Well I was just considering the semantic definition of the word “monopoly” ie mono meaning one…thus strictly speaking it means only one supplier. The courts can label whatever they want as a monopoly but that doesn’t make it so…ie the whole notion of predatory pricing is a bit silly…they charge too low to benefit consumers and harm competitors…but why is this type of harm considered bad? I mean, the only reason they are able to sell at a loss (predatory pricing) is that they can fall back on their capital reserves (savings) to get through the period they make no money…so if instead they use this massive capital reserves to innovate and out compete the competition with better products, then that is considered ok – both represent a use of disproportionate resource (resources which were lawfully acquired). My point is that neither are wrong or bad and govt has no business getting involved.
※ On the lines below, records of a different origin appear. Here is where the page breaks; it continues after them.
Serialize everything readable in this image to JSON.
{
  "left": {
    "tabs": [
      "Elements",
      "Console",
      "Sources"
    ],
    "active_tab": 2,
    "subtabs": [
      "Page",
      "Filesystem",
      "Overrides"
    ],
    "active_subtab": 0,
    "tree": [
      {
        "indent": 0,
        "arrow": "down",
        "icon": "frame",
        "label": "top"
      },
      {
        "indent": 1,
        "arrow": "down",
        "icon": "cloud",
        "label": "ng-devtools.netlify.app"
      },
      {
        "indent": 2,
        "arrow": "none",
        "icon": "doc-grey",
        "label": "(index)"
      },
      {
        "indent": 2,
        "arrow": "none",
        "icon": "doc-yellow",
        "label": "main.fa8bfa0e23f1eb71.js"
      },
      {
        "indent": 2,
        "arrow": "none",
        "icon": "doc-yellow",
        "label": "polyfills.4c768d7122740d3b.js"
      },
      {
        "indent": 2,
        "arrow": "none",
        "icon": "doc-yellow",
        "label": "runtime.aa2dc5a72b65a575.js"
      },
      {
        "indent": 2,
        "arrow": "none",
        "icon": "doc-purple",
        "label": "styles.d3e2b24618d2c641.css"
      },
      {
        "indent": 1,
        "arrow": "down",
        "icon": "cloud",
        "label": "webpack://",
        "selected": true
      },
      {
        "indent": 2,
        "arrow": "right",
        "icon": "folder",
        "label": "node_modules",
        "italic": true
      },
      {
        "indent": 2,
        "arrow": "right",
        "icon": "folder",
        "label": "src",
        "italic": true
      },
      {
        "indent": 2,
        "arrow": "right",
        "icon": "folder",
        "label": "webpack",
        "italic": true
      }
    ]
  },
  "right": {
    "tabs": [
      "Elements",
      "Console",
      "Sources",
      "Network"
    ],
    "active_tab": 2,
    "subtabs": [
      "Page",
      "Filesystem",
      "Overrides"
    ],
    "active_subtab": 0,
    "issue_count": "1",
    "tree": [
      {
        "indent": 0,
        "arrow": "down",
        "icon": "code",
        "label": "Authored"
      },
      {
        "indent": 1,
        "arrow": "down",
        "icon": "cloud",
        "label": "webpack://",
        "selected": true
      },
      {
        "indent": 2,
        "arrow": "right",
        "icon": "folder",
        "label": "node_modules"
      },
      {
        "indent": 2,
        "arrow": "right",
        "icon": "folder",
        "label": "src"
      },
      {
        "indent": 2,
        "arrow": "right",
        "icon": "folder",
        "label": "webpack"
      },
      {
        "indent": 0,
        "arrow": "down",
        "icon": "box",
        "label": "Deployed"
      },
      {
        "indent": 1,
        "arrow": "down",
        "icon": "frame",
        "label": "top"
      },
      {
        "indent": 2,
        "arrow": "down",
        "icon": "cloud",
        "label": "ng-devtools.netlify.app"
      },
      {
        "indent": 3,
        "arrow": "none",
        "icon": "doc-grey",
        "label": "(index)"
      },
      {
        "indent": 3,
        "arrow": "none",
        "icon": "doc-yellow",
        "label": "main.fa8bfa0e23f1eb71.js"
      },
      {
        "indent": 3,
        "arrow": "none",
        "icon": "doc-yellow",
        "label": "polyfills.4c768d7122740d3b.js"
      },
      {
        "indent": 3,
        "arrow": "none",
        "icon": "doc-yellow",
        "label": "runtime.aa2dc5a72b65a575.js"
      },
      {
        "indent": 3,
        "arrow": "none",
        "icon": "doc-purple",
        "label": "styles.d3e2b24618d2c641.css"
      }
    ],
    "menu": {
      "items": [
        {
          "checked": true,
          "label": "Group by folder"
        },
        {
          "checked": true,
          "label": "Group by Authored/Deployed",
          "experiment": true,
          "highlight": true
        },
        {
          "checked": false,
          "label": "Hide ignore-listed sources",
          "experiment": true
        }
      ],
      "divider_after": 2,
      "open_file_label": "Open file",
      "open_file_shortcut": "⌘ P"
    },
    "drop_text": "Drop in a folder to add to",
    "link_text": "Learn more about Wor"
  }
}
You ask the question: how would nascent competition emerge given the presence of dominant market presence? I would say the same way it has in the past. Look at Microsoft, they were once considered this impenetrable monopoly such that Doj was going to break them up. Now look where they are…they are still big but certainly not dominant, Apple, Google and others have made them somewhat irrelevant. Look at Kodak, once the king of the film industry, now they are in bankruptcy. But more to your direct question I might imagine an online advertising competitor would figure out some new approach to accessing consumers eyes, like Facebook, they took a totally different approach then google (speaking of which I just experimented with a Facebook ad run…their approach is genius, now I see why all these “likes” matter). So just because we cannot today in our armchairs imagine what that next angle might be (who knows maybe free movies with ads, or free music with ads) doesn’t mean it’s not possible such that we need the helping hand of, as Tom is fond of saying, our wise overlords. The issue though is as I mentioned in my first post is time, most do not want to wait the 10 or 20 years it might take the market to find solutions. But impatience is no justification for a loss of liberty.